Bahrain’s Gulf Air is hoping to resume flights to the United States within the next three years, according to the national carrier’s chief executive officer.
“We will be operating in the coming years more in Europe and also the Far East. Hopefully, in the coming two, maximum three years, we would be able to open flights to the US,” Kresimir Kucko told Arabian Business’ sister website Aviation Business
Credit: Gulf Air
The airline’s CEO describes himself as being on a mission to deliver a quality product as a path towards profits because his smaller airline can’t compete on network scale and it cannot compete on price either.

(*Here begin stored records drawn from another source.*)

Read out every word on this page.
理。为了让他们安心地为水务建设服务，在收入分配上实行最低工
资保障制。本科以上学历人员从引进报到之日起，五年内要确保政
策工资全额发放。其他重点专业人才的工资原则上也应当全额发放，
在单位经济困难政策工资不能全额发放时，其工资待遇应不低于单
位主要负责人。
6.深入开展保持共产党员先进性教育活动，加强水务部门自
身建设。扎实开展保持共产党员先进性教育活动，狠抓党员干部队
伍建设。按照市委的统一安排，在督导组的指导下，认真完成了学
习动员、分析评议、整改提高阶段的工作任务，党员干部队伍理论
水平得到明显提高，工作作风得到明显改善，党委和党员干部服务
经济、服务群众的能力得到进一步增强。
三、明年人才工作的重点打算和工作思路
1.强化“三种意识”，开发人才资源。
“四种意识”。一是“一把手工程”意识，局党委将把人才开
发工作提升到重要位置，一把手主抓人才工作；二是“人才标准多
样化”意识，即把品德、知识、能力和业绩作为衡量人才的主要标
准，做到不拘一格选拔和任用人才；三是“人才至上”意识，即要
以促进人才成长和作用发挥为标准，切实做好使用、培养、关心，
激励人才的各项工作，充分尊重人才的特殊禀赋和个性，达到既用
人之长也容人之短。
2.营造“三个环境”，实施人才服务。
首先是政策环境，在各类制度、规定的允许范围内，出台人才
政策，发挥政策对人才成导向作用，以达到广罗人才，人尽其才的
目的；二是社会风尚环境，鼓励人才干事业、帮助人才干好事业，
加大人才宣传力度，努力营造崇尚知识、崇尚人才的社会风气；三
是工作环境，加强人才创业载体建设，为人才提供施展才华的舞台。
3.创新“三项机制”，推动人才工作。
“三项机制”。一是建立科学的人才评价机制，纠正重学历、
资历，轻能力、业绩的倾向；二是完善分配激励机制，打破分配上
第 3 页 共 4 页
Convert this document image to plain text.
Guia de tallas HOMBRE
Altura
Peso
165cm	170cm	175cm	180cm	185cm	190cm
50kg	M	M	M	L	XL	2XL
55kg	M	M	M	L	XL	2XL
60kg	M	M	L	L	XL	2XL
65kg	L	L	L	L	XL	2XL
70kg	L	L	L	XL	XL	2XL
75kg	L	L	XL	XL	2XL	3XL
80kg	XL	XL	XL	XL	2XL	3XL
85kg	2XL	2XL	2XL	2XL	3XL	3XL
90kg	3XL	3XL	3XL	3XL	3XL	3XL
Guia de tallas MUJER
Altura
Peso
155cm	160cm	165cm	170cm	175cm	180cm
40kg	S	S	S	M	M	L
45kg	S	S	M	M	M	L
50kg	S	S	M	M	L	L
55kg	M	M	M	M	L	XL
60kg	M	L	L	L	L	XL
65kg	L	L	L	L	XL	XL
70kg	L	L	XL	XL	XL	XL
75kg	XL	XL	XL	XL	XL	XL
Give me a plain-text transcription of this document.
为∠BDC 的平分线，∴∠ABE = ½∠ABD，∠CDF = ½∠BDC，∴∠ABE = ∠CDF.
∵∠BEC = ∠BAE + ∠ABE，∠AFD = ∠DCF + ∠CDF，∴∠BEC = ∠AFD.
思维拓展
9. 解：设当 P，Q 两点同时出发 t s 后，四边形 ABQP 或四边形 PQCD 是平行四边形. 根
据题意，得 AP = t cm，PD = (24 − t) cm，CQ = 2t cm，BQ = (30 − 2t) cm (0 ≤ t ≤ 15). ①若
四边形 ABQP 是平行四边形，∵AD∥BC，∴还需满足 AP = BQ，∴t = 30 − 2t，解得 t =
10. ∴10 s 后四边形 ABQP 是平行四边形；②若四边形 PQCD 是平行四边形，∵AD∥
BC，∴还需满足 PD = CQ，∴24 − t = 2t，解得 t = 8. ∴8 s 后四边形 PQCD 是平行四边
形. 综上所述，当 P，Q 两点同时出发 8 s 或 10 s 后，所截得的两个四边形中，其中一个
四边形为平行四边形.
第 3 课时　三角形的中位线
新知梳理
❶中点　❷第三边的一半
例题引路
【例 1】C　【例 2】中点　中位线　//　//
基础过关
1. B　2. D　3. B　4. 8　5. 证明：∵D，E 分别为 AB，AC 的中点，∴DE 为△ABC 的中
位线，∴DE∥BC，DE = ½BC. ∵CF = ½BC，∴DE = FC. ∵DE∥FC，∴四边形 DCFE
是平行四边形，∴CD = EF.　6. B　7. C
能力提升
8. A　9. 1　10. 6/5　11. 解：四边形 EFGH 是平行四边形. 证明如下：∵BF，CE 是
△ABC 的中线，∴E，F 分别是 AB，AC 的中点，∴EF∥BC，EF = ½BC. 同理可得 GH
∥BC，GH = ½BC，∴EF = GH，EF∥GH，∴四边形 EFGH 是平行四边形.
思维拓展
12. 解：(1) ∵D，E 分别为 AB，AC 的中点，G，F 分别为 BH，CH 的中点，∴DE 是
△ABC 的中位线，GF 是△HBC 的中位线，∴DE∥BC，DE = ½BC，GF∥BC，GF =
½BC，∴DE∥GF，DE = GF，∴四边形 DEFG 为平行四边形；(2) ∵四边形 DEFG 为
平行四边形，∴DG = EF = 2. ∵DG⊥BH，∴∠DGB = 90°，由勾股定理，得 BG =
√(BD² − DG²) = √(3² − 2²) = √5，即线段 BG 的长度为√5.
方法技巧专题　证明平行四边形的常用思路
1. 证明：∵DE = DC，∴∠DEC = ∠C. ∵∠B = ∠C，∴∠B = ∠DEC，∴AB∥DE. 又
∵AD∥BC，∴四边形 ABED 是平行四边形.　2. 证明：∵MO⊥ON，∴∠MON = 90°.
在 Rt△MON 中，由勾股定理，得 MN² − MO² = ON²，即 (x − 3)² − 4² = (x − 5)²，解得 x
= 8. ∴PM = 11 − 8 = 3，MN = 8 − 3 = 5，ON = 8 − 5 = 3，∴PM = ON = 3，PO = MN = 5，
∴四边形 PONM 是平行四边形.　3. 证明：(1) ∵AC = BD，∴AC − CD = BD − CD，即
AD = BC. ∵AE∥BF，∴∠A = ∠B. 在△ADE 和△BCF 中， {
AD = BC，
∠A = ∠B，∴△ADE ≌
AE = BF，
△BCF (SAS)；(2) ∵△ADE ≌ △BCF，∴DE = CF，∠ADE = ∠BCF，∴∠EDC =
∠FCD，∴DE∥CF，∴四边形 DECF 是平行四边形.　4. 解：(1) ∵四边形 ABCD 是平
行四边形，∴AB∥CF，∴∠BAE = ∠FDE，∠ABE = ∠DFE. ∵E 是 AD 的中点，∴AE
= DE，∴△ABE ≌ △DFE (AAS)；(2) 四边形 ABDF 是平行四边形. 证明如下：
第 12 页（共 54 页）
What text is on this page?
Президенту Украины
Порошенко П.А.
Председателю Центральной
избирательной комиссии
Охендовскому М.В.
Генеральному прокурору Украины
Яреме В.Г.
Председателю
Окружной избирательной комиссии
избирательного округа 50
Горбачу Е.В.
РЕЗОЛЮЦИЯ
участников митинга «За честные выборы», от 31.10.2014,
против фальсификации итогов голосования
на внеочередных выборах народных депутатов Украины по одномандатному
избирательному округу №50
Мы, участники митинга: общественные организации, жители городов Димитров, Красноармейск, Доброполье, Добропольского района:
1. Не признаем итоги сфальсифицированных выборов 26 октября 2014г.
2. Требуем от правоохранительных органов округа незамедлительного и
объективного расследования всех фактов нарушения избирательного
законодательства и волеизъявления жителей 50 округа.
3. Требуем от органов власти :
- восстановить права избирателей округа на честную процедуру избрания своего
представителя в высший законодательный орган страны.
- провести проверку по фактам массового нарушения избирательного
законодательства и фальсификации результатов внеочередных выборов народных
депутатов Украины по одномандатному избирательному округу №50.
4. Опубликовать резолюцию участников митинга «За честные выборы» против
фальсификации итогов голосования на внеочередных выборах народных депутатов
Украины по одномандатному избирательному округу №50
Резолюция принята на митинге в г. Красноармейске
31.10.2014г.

You can’t compete with airlines that are bigger in size, volume or with prices. You can only compete in quality … I can compete with any airline, no matter the size, with the quality of my product. That’s the battle I willingly participate with a chance to win,” explains [CEO] Kucko.
The airline will open its new terminal at Bahrain International Airport later this year, and will unveil a new premium lounge with “more of an interactive experience for guests with live activities.”
The airline actually wants “passengers to arrive at the airport earlier to take advantage of the hospitality on offer.”
With Emirates, Etihad and especially Qatar Airways under fire from protectionist large legacy airlines Delta, American, and United it will be interesting to see if this new service faces any political blowback. Gulf Air previously served both New York and Houston non-stop to Manama, Bahrain.
Both Etihad and Gulf Air have been rumored to be in talks to join Star Alliance. Gulf Air codeshares with American Airlines but lost its AAdvantage partnership a year ago. They had a redemption partner in Jet Airways but that carrier is no longer operating.
Etihad itself was formed after a split between Bahrain and the UAE over its Gulf Air partnership (Qatar and Oman used to be part owners of Gulf Air as well). Gulf Air pulled out of its Abu Dhabi hub, and CEO James Hogan was brought in to launch the new airline from the UAE’s capital. Now the two airlines are working together again and codesharing which they expect to expand over “an additional 10 routes, mainly in Australia and in America.”